本発明は、ガスシールドアーク溶接法を先行極、プラズマアーク溶接法を後行極として組み合わせて、上板の板厚6mm以下の重ね隅肉溶接において継手疲労強度を向上する溶接方法に関するものである。
自動車の燃費効率を改善する効果的な方法の一つとして薄肉高張力鋼板を適用した構成部品の軽量化が挙げられる。最近では、自動車メーカは590〜780MPa級の熱延鋼板のサスペンションメンバー,サスペンションアーム,サブフレームなどの足回り部品への適用を進めている。これらの足回り部品は重要保安部品であるため長期間の使用に耐えうる高い信頼性が要求される。よって完成部品は耐食性や疲労特性といった長期間にわたって性能を保障する特性を備えていなければならない。
鋼板の疲労強度は静的強度(引張り強さ)の向上に伴い向上するが、溶接継手部の疲労強度は必ずしも母材(鋼板)の静的強度向上に伴い向上しないことが知られている。したがって高強度鋼板の足回り部品への適用は、溶接継手部の疲労強度の確保が課題となる。
継手の疲労特性を支配する要因の一つとして、溶接ビード形状に起因する溶接止端部への応力集中が挙げられる。溶接止端部は母材とは不連続な表面形状になるため応力集中が生ずると考えられている。図1は自動車足回り部品の組み立てに広く取り入れられている重ね隅肉アーク溶接継手における典型的な疲労亀裂の例を示す。これより疲労亀裂6は、最も応力が集中すると考えられる下板3側の溶接止端部から発生することが分かる。この疲労亀裂6が成長して継手の破壊に到る現象が疲労破壊である。よって重ね隅肉アーク溶接においては、この下板側溶接止端部の形状を平滑化し応力集中を防ぐことにより継手疲労強度を向上することが出来ることが知られている。溶接止端部の平滑さを表す指標としてフランク角と曲率半径がある。図2は重ね隅肉アーク溶接継手の断面を模式的に示した図であり、下板側溶接止端部5のフランク角と曲率半径は図中のように示される。フランク角がより大きくかつ曲率半径がより大きい溶接止端部はより平滑であり、すなわちより高い疲労強度を示す。

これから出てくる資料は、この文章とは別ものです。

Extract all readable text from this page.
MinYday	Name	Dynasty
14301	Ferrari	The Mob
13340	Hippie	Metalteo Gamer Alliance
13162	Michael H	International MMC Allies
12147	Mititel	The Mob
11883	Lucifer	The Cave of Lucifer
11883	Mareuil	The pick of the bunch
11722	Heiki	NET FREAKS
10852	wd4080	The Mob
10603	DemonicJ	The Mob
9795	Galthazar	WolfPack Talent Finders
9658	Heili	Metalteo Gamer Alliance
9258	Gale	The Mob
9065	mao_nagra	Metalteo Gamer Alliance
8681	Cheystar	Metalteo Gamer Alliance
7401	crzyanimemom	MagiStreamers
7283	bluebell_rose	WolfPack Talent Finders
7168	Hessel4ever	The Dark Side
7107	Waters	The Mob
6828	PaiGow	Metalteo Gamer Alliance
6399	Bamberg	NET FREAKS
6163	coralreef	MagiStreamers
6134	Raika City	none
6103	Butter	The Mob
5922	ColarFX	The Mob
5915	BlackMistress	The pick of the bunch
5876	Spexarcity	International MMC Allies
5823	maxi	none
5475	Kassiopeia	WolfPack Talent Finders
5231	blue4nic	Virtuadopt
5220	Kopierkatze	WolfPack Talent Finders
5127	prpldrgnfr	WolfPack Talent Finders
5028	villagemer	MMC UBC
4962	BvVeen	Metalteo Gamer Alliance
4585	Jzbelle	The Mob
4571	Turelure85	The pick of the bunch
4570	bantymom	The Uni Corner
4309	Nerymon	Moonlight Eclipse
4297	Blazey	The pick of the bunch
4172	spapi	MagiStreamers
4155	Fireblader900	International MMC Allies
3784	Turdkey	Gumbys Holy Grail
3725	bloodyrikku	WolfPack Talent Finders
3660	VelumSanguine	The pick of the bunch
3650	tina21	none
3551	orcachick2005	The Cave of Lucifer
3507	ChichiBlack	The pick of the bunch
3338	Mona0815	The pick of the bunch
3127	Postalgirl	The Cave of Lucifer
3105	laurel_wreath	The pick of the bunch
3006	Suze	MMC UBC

自動車足回り部品の製造における重ね隅肉溶接には、ガスシールドアーク溶接法が広く取り入れられている。ガスシールドアーク溶接法には、電極が溶けるか溶けないかによって、溶極式と非溶極式とに大別される。さらに、鋼の溶極式ガスシールドアーク溶接法には、不活性ガスでアーク点をシールドするミグ溶接法と活性ガスでアーク点をシールドするマグ溶接法とに大別され、溶極として用いられる溶接ワイヤには、ソリッドワイヤとフラックスコアードワイヤ(以下、FCワイヤという)がある。自動車足回り部品の製造に最も一般的に用いられているガスシールドアーク溶接法は、アークの安定性を目的として、溶極式溶接ワイヤを陽極とする逆極性のマグ溶接法である。
溶極式のガスシールドアーク溶接用シールドガスは、溶極の挙動や溶接金属の特性に悪影響を及ぼすことのない成分を適宜選択して、様々な種類のガスが使用される。特に、シールドガスとしてCO2ガスを用いる炭酸ガスシールドアーク溶接は、CO2ガスが安価であるとともに、能率の良い溶接法であることから、鉄鋼材料の溶接に広く使用されている。

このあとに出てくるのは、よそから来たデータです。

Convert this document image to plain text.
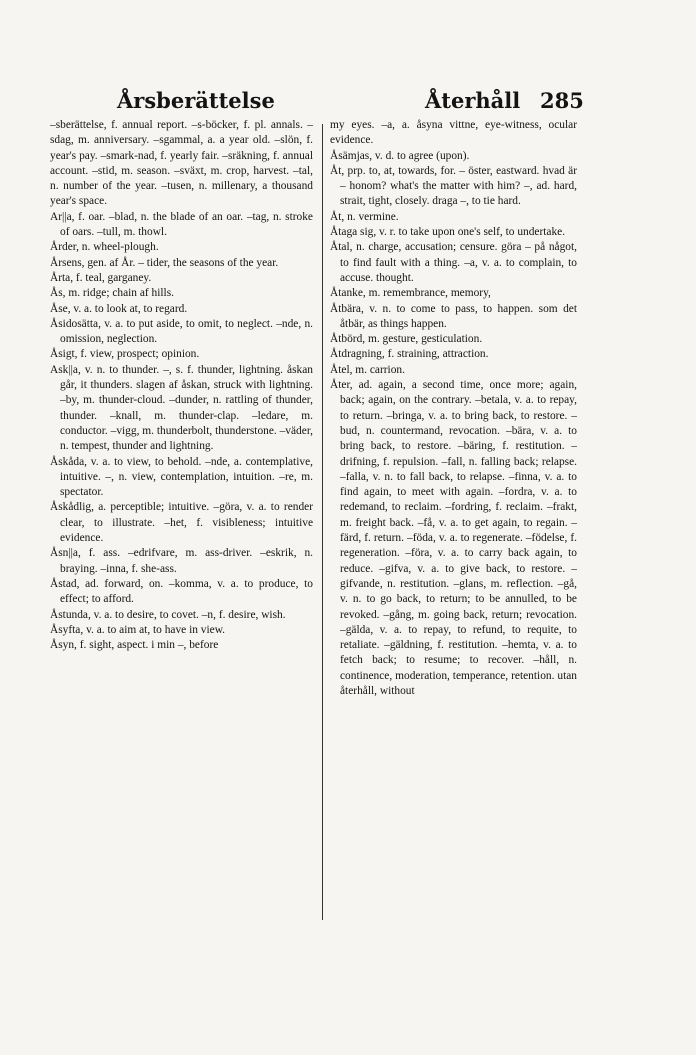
Årsberättelse	Återhåll 285

–sberättelse, f. annual report. –s-böcker, f. pl. annals. –sdag, m. anniversary. –sgammal, a. a year old. –slön, f. year's pay. –smark-nad, f. yearly fair. –sräkning, f. annual account. –stid, m. season. –sväxt, m. crop, harvest. –tal, n. number of the year. –tusen, n. millenary, a thousand year's space.

Ar||a, f. oar. –blad, n. the blade of an oar. –tag, n. stroke of oars. –tull, m. thowl.

Årder, n. wheel-plough.

Årsens, gen. af År. – tider, the seasons of the year.

Årta, f. teal, garganey.

Ås, m. ridge; chain af hills.

Åse, v. a. to look at, to regard.

Åsidosätta, v. a. to put aside, to omit, to neglect. –nde, n. omission, neglection.

Åsigt, f. view, prospect; opinion.

Ask||a, v. n. to thunder. –, s. f. thunder, lightning. åskan går, it thunders. slagen af åskan, struck with lightning. –by, m. thunder-cloud. –dunder, n. rattling of thunder, thunder. –knall, m. thunder-clap. –ledare, m. conductor. –vigg, m. thunderbolt, thunderstone. –väder, n. tempest, thunder and lightning.

Åskåda, v. a. to view, to behold. –nde, a. contemplative, intuitive. –, n. view, contemplation, intuition. –re, m. spectator.

Åskådlig, a. perceptible; intuitive. –göra, v. a. to render clear, to illustrate. –het, f. visibleness; intuitive evidence.

Åsn||a, f. ass. –edrifvare, m. ass-driver. –eskrik, n. braying. –inna, f. she-ass.

Åstad, ad. forward, on. –komma, v. a. to produce, to effect; to afford.

Åstunda, v. a. to desire, to covet. –n, f. desire, wish.

Åsyfta, v. a. to aim at, to have in view.

Åsyn, f. sight, aspect. i min –, before

my eyes. –a, a. åsyna vittne, eye-witness, ocular evidence.

Åsämjas, v. d. to agree (upon).

Åt, prp. to, at, towards, for. – öster, eastward. hvad är – honom? what's the matter with him? –, ad. hard, strait, tight, closely. draga –, to tie hard.

Åt, n. vermine.

Åtaga sig, v. r. to take upon one's self, to undertake.

Åtal, n. charge, accusation; censure. göra – på något, to find fault with a thing. –a, v. a. to complain, to accuse. thought.

Åtanke, m. remembrance, memory,

Åtbära, v. n. to come to pass, to happen. som det åtbär, as things happen.

Åtbörd, m. gesture, gesticulation.

Åtdragning, f. straining, attraction.

Åtel, m. carrion.

Åter, ad. again, a second time, once more; again, back; again, on the contrary. –betala, v. a. to repay, to return. –bringa, v. a. to bring back, to restore. –bud, n. countermand, revocation. –bära, v. a. to bring back, to restore. –bäring, f. restitution. –drifning, f. repulsion. –fall, n. falling back; relapse. –falla, v. n. to fall back, to relapse. –finna, v. a. to find again, to meet with again. –fordra, v. a. to redemand, to reclaim. –fordring, f. reclaim. –frakt, m. freight back. –få, v. a. to get again, to regain. –färd, f. return. –föda, v. a. to regenerate. –födelse, f. regeneration. –föra, v. a. to carry back again, to reduce. –gifva, v. a. to give back, to restore. –gifvande, n. restitution. –glans, m. reflection. –gå, v. n. to go back, to return; to be annulled, to be revoked. –gång, m. going back, return; revocation. –gälda, v. a. to repay, to refund, to requite, to retaliate. –gäldning, f. restitution. –hemta, v. a. to fetch back; to resume; to recover. –håll, n. continence, moderation, temperance, retention. utan återhåll, without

炭酸ガスアーク溶接に使用される電極(すなわちワイヤ)は、ソリッドワイヤとFCワイヤに大別される。ソリッドワイヤは、鋼素線からなる溶接ワイヤであり、素材となる鋼素線の表面にめっきを施したり、あるいは潤滑剤を塗布したものもある。このソリッドワイヤは、強度と靭性に優れた溶接金属が得られることが知られている。一方、FCワイヤは、鋼製の外殻の内側に溶接フラックスを充填したワイヤであり、優れたビード形状が得られる。
FCワイヤがビード形状に優れる理由は、溶接ワイヤの先端から鋼板の溶融メタルに移行する溶滴が細かいので、溶融メタルの表面揺動が小さく抑えられ、かつ溶接用にフラックスに多量に含まれるスラグ形成剤によって生成したスラグが、ビードを覆うからである。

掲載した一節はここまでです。